2021年10月21日<8:40~10:20>くもり
①キジバト3 ②アオサギ4 ③ダイサギ7 ④コサギ1 ⑤トビ1 ⑥カワセミ1♂
⑦モズ3(1♂) ⑧ハシボソガラス10 ⑨ヒバリ1 ⑩ヒヨドリ83± ⑪ムクドリ60±
⑫スズメ8 ⑬ハクセキレイ4 ⑭セグロセキレイ1 ⑮カワラヒワ2 ⑯ホオジロ1
 ⑰ドバト3 以上17種193羽
<コメント>
ヒヨドリの秋の渡りを観察する。左岸から右岸(南)に40羽ほどの群れと30羽の群れが
浅川を横切る。
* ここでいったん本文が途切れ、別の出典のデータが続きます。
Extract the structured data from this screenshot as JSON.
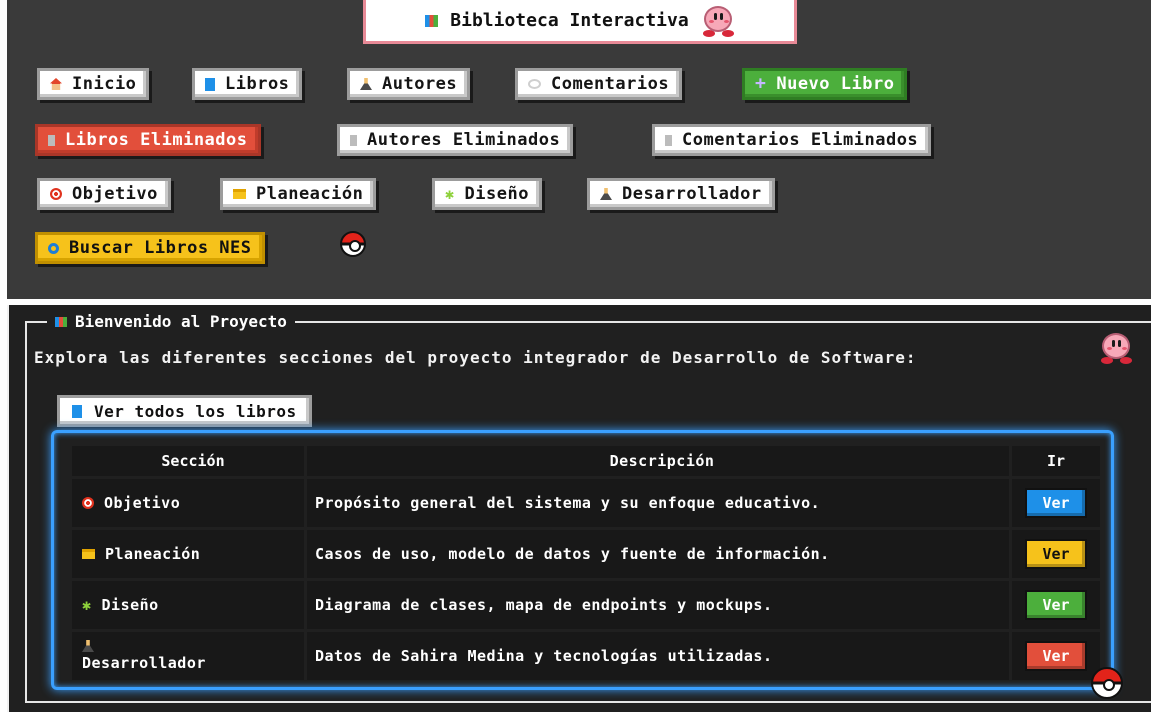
{
  "header": {
    "title": "Biblioteca Interactiva"
  },
  "nav": {
    "row1": [
      {
        "label": "Inicio",
        "icon": "house-icon"
      },
      {
        "label": "Libros",
        "icon": "book-icon"
      },
      {
        "label": "Autores",
        "icon": "person-icon"
      },
      {
        "label": "Comentarios",
        "icon": "speech-bubble-icon"
      },
      {
        "label": "Nuevo Libro",
        "icon": "plus-icon"
      }
    ],
    "row2": [
      {
        "label": "Libros Eliminados",
        "icon": "trash-icon"
      },
      {
        "label": "Autores Eliminados",
        "icon": "trash-icon"
      },
      {
        "label": "Comentarios Eliminados",
        "icon": "trash-icon"
      }
    ],
    "row3": [
      {
        "label": "Objetivo",
        "icon": "target-icon"
      },
      {
        "label": "Planeación",
        "icon": "folder-icon"
      },
      {
        "label": "Diseño",
        "icon": "gear-icon"
      },
      {
        "label": "Desarrollador",
        "icon": "person-icon"
      }
    ],
    "row4": [
      {
        "label": "Buscar Libros NES",
        "icon": "search-icon"
      }
    ]
  },
  "welcome": {
    "legend": "Bienvenido al Proyecto",
    "intro": "Explora las diferentes secciones del proyecto integrador de Desarrollo de Software:",
    "view_all": "Ver todos los libros"
  },
  "table": {
    "headers": [
      "Sección",
      "Descripción",
      "Ir"
    ],
    "rows": [
      {
        "section": "Objetivo",
        "description": "Propósito general del sistema y su enfoque educativo.",
        "action": "Ver",
        "color": "#1e90e8"
      },
      {
        "section": "Planeación",
        "description": "Casos de uso, modelo de datos y fuente de información.",
        "action": "Ver",
        "color": "#f6c21b"
      },
      {
        "section": "Diseño",
        "description": "Diagrama de clases, mapa de endpoints y mockups.",
        "action": "Ver",
        "color": "#4caf3c"
      },
      {
        "section": "Desarrollador",
        "description": "Datos de Sahira Medina y tecnologías utilizadas.",
        "action": "Ver",
        "color": "#e24f3b"
      }
    ]
  },
  "colors": {
    "green": "#4caf3c",
    "red": "#e24f3b",
    "yellow": "#f6c21b",
    "blue": "#1e90e8",
    "glow": "#3aa0ff"
  }
}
45年前の10月には渡りらしき記録はないが‥…。

2021年10月30日<8:25~10:10>晴れ
①キジバト1 ②カワウ1 ③ゴイサギ1幼鳥 ④アオサギ6 ⑤ダイサギ3 ⑥トビ2
➆カワセミ1♂ ⑧モズ2(1♂) ⑨ハシボソガラス5 ⑩ヒバリ2 ⑪ヒヨドリ18
⑫エナガ8 ⑬セッカ2 ⑭スズメ14 ⑮ハクセキレイ6 ⑯セグロセキレイ1
⑰ホオジロ2 ⑱ドバト5 ⑲ガビチョウ1 以上19種81羽
<コメント>
・水辺から離れた草地からゴイサギがふわっと飛び出す。
・左岸の日枝神社前をエナガの群れが通過する。45年前はもちろん現在でも初記録である。